L’économie de l’électrification
Une Corsa électrique semble difficile à vendre, étant donné que le “supermini” est un champ de bataille économique et que le vaisseau amiral de Vauxhall, alimenté par batterie, pourrait coûter environ 11 600 € de plus qu’une VW Polo moyenne gamme. Même à un prix élevé, Vauxhall luttera pour le profit jusqu’à ce que le coût des batteries diminue. Mais la pression sera sur les marques pour qu’elles fixent le prix de leurs voitures électriques de manière compétitive afin de respecter leurs obligations en matière de CO2, ce qui pourrait entraîner un carnage au niveau des résultats financiers.
La subvention du gouvernement français pour l’achat d’une voiture rechargeable aura encore plus d’influence pour convaincre les consommateurs qui disposent d’un budget réduit d’opter pour une voiture écologique.
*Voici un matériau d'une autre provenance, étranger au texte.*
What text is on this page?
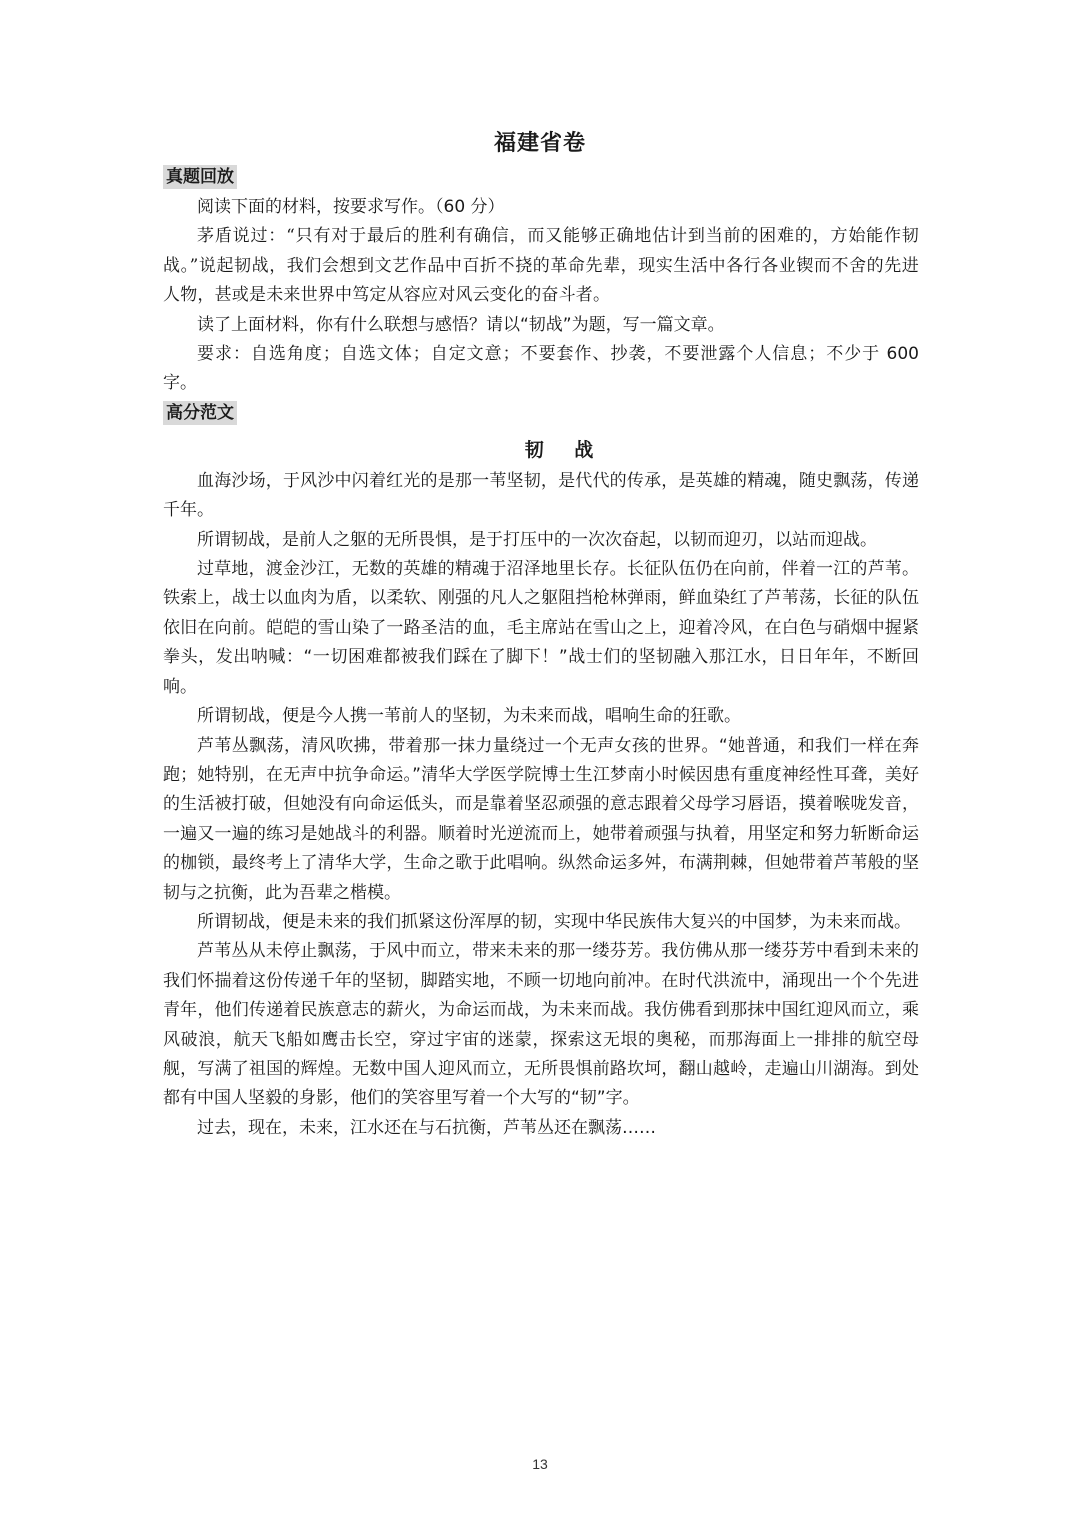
福建省卷
真题回放

阅读下面的材料，按要求写作。（60 分）

茅盾说过：“只有对于最后的胜利有确信，而又能够正确地估计到当前的困难的，方始能作韧战。”说起韧战，我们会想到文艺作品中百折不挠的革命先辈，现实生活中各行各业锲而不舍的先进人物，甚或是未来世界中笃定从容应对风云变化的奋斗者。

读了上面材料，你有什么联想与感悟？请以“韧战”为题，写一篇文章。

要求：自选角度；自选文体；自定文意；不要套作、抄袭，不要泄露个人信息；不少于 600 字。

高分范文
韧 战

血海沙场，于风沙中闪着红光的是那一苇坚韧，是代代的传承，是英雄的精魂，随史飘荡，传递千年。

所谓韧战，是前人之躯的无所畏惧，是于打压中的一次次奋起，以韧而迎刃，以站而迎战。

过草地，渡金沙江，无数的英雄的精魂于沼泽地里长存。长征队伍仍在向前，伴着一江的芦苇。铁索上，战士以血肉为盾，以柔软、刚强的凡人之躯阻挡枪林弹雨，鲜血染红了芦苇荡，长征的队伍依旧在向前。皑皑的雪山染了一路圣洁的血，毛主席站在雪山之上，迎着冷风，在白色与硝烟中握紧拳头，发出呐喊：“一切困难都被我们踩在了脚下！”战士们的坚韧融入那江水，日日年年，不断回响。

所谓韧战，便是今人携一苇前人的坚韧，为未来而战，唱响生命的狂歌。

芦苇丛飘荡，清风吹拂，带着那一抹力量绕过一个无声女孩的世界。“她普通，和我们一样在奔跑；她特别，在无声中抗争命运。”清华大学医学院博士生江梦南小时候因患有重度神经性耳聋，美好的生活被打破，但她没有向命运低头，而是靠着坚忍顽强的意志跟着父母学习唇语，摸着喉咙发音，一遍又一遍的练习是她战斗的利器。顺着时光逆流而上，她带着顽强与执着，用坚定和努力斩断命运的枷锁，最终考上了清华大学，生命之歌于此唱响。纵然命运多舛，布满荆棘，但她带着芦苇般的坚韧与之抗衡，此为吾辈之楷模。

所谓韧战，便是未来的我们抓紧这份浑厚的韧，实现中华民族伟大复兴的中国梦，为未来而战。

芦苇丛从未停止飘荡，于风中而立，带来未来的那一缕芬芳。我仿佛从那一缕芬芳中看到未来的我们怀揣着这份传递千年的坚韧，脚踏实地，不顾一切地向前冲。在时代洪流中，涌现出一个个先进青年，他们传递着民族意志的薪火，为命运而战，为未来而战。我仿佛看到那抹中国红迎风而立，乘风破浪，航天飞船如鹰击长空，穿过宇宙的迷蒙，探索这无垠的奥秘，而那海面上一排排的航空母舰，写满了祖国的辉煌。无数中国人迎风而立，无所畏惧前路坎坷，翻山越岭，走遍山川湖海。到处都有中国人坚毅的身影，他们的笑容里写着一个大写的“韧”字。

过去，现在，未来，江水还在与石抗衡，芦苇丛还在飘荡……

13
La transformation du parc automobile européen va donc s’accélérer sensiblement au cours des prochaines années. Les moteurs à haute puissance et à faible rendement énergétique deviendront un obstacle, les SUV lourds risquent de perdre leur faveur et les hybrides légers deviendront le strict minimum sur la voie de l’électrification pure.
Volvo a cousu la première page du Times en 2017 en annonçant qu’à partir de cette année, elle ne lancera plus jamais une voiture à moteur purement thermique. “C’est pour le client”, a annoncé le PDG Hakan Samuelsson. Cela est concevable en partie, mais c’est aussi pour aider Volvo à désamorcer la bombe à retardement CO2 de 2021 et au-delà.